Kern, the leading oil producing county in California, is looking to the carbon management industry to provide at least some of the jobs and tax revenue it anticipates losing over the next two decades as the state phases out oil drilling.
The initial phase of the Carbon TerraVault project is expected to produce five permanent jobs, according to the county’s environmental impact report.
The supervisors’ vote came after more than an hour of public comment, which was interrupted when one supervisor, Leticia Perez, said she had to leave the meeting because investigators from the Kern County District Attorney’s office were searching her Bakersfield office.
According to a news release published after the meeting, the investigators were from the DA’s Public Integrity Unit, which probes possible criminal violations related to elected officials. Perez is running for reelection and claimed the search was politically motivated.
“I believe Kern County is better than this behavior. I believe these Gestapo tactics that are done by the public integrity unit by the district attorney’s office are illegal, immoral and unethical,” she said before returning to the dais in time for a final vote.
The supervisors’ approval followed a preliminary vote last month by the county’s planning commission. The September hearing included more than four hours of public comment, including from trade union members who said CRC’s facility could create construction jobs and residents who expressed concern about potential leaks and pipeline ruptures.
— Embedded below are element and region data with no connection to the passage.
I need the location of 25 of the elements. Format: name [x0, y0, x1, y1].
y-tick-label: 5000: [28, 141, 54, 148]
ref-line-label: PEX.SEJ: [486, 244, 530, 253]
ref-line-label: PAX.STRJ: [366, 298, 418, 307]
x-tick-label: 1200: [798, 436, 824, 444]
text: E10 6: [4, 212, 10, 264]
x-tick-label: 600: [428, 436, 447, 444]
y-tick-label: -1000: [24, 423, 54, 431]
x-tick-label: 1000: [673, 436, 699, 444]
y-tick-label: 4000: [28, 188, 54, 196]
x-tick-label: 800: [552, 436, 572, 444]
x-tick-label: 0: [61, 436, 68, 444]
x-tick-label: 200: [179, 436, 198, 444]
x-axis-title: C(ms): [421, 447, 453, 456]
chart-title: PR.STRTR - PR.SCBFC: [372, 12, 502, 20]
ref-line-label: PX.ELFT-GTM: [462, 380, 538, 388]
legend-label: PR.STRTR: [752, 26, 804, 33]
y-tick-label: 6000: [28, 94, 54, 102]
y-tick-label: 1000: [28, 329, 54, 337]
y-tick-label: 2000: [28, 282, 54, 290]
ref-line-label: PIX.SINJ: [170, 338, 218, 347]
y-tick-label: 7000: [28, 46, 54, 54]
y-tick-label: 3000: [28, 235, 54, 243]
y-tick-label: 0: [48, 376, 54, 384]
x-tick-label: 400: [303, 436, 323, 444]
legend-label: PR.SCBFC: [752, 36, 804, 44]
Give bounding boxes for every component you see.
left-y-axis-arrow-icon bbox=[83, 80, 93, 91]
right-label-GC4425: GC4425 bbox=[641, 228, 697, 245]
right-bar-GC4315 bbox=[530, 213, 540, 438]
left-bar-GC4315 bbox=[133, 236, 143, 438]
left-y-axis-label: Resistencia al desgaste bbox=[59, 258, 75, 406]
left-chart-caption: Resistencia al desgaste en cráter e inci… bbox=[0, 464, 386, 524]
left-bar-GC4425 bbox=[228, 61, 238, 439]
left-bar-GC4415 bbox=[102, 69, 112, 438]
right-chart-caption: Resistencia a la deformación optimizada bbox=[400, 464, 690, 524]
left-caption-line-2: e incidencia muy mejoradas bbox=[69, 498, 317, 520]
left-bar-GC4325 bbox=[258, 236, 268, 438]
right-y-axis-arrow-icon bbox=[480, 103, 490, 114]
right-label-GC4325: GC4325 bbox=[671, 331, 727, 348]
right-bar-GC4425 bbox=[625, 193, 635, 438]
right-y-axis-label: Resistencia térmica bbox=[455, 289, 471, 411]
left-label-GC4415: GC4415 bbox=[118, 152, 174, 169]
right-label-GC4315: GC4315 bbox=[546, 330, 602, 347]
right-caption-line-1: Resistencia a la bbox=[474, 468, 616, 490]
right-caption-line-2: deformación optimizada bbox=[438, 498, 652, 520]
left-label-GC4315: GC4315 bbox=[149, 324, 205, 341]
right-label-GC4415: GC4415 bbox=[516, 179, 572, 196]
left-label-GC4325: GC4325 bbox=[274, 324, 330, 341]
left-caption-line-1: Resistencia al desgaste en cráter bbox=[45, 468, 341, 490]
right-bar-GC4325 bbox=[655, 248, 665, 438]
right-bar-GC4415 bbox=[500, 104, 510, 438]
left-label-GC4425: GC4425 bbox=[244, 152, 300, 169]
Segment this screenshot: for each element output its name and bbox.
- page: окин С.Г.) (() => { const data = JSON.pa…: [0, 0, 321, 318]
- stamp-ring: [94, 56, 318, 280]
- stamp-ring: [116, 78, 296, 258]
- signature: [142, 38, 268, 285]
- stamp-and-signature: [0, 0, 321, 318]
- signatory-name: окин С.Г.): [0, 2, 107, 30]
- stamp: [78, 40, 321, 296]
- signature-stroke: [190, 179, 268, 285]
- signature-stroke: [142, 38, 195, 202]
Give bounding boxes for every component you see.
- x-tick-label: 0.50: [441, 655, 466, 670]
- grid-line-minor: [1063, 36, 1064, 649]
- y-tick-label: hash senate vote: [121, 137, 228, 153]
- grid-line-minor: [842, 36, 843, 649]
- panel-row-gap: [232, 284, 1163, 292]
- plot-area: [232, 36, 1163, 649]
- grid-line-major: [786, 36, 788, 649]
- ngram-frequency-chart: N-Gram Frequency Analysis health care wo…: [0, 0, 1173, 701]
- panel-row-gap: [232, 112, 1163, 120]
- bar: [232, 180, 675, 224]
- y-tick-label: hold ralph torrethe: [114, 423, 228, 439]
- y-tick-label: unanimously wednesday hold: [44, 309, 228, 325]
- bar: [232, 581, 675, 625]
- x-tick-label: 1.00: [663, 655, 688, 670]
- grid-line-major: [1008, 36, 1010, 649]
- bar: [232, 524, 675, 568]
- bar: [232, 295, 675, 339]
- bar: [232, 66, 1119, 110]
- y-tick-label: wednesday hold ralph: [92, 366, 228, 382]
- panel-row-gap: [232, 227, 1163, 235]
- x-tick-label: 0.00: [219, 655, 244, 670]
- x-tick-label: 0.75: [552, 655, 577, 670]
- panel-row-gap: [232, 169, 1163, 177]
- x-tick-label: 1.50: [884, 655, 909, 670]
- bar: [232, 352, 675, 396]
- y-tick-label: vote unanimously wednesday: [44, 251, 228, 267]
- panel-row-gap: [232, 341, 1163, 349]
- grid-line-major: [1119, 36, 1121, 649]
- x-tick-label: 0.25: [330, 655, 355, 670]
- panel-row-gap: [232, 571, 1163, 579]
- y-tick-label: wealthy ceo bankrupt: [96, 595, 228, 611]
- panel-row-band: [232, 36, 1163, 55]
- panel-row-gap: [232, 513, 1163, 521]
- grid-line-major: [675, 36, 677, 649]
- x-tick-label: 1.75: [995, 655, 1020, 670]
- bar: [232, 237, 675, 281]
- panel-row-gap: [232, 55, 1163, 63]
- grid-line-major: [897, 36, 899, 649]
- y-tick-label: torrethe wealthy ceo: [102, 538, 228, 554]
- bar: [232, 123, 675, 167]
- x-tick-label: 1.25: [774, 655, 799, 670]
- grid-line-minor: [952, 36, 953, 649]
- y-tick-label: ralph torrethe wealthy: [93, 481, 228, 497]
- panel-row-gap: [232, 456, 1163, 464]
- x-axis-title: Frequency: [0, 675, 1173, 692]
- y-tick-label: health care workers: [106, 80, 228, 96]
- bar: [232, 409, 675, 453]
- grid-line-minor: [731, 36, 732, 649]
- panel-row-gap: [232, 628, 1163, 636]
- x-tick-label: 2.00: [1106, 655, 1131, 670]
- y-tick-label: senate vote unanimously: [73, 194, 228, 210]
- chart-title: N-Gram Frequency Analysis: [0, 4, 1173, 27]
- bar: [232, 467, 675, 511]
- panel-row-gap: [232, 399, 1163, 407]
CRC called that earlier vote a “major milestone” in its years-long efforts to develop carbon storage facilities in California’s Central Valley. In its statement on Monday, the company said it “is committed to the health, safety, and well-being” of communities.
The company is awaiting permits from the U.S. Environmental Protection Agency to drill wells for injecting carbon. Company leaders hope to begin storing the first 100,000 tons of carbon underground by mid-2025.